找寻宝藏游戏,不断尝试在一条直线上找到宝藏(其实只要一直向右走)的最短路径。

Q-Learning算法

def choose_action(status):
    if 10% chance:
        # exploration, random choice
        return np.random.choice(nb_action)
    else:
        # exploitation, largest reward action of curr status
        return np.argmax(Q[status, :])

status = init_status
while not determined:
    action = choose_action(status)
    next_status, reward, done = take_action(action)

    # Reward递增 learning * (最大期望 - 当前值)
    Q[status, action] += learning_rate * (reward + GAMMA * Q[next_status, :].max() - Q[status, action])

    status = next_status

Sarsa

status = init_status
action = choose_action(status, Q)

while not determined:
    action = choose_action(status)
    next_status, reward, done = take_action(action)
    next_action = choose_action(next_status, Q)

    # Reward递增 learning * (当前action对应reward + GAMMA * 下一步action对应reward - 当前值)
    Q[status, action] += learning_rate * (reward + GAMMA * Q[next_status, next_action] - Q[status, action])
    status = next_status
    action = next_action

Sarsa相比Q-Learning,会事先确定好下一步的action,明确Q的增量。
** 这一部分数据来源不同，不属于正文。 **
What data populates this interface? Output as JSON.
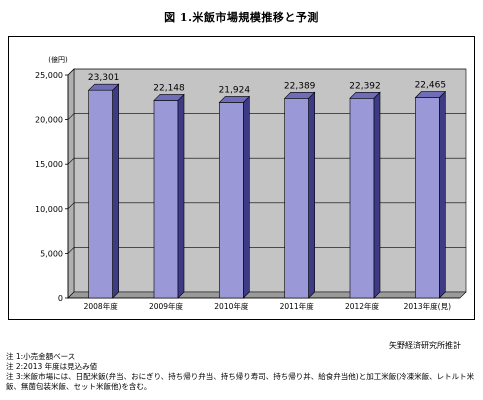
{
  "page": {
    "title": "図 1.米飯市場規模推移と予測",
    "source": "矢野経済研究所推計",
    "notes": [
      "注 1:小売金額ベース",
      "注 2:2013 年度は見込み値",
      "注 3:米飯市場には、日配米飯(弁当、おにぎり、持ち帰り弁当、持ち帰り寿司、持ち帰り丼、給食弁当他)と加工米飯(冷凍米飯、レトルト米飯、無菌包装米飯、セット米飯他)を含む。"
    ]
  },
  "chart_data": {
    "type": "bar",
    "unit_label": "(億円)",
    "categories": [
      "2008年度",
      "2009年度",
      "2010年度",
      "2011年度",
      "2012年度",
      "2013年度(見)"
    ],
    "values": [
      23301,
      22148,
      21924,
      22389,
      22392,
      22465
    ],
    "value_labels": [
      "23,301",
      "22,148",
      "21,924",
      "22,389",
      "22,392",
      "22,465"
    ],
    "ylim": [
      0,
      25000
    ],
    "yticks": [
      0,
      5000,
      10000,
      15000,
      20000,
      25000
    ],
    "ytick_labels": [
      "0",
      "5,000",
      "10,000",
      "15,000",
      "20,000",
      "25,000"
    ],
    "grid": true,
    "colors": {
      "bar_front": "#9a98d6",
      "bar_side": "#3d3a86",
      "bar_top": "#6f6cb8",
      "plot_back": "#c4c4c4",
      "floor": "#9a9a9a",
      "grid": "#000000"
    }
  }
}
不会像Q-Learning,增量是每次最大值,不过下一步具体选择的时候,可能是explorations随机选择了

SarsaLambda

Q2 init

status = init_status
action = choose_action(status, Q)

while not determined:
    action = choose_action(status)
    next_status, reward, done = take_action(action)
    next_action = choose_action(next_status, Q)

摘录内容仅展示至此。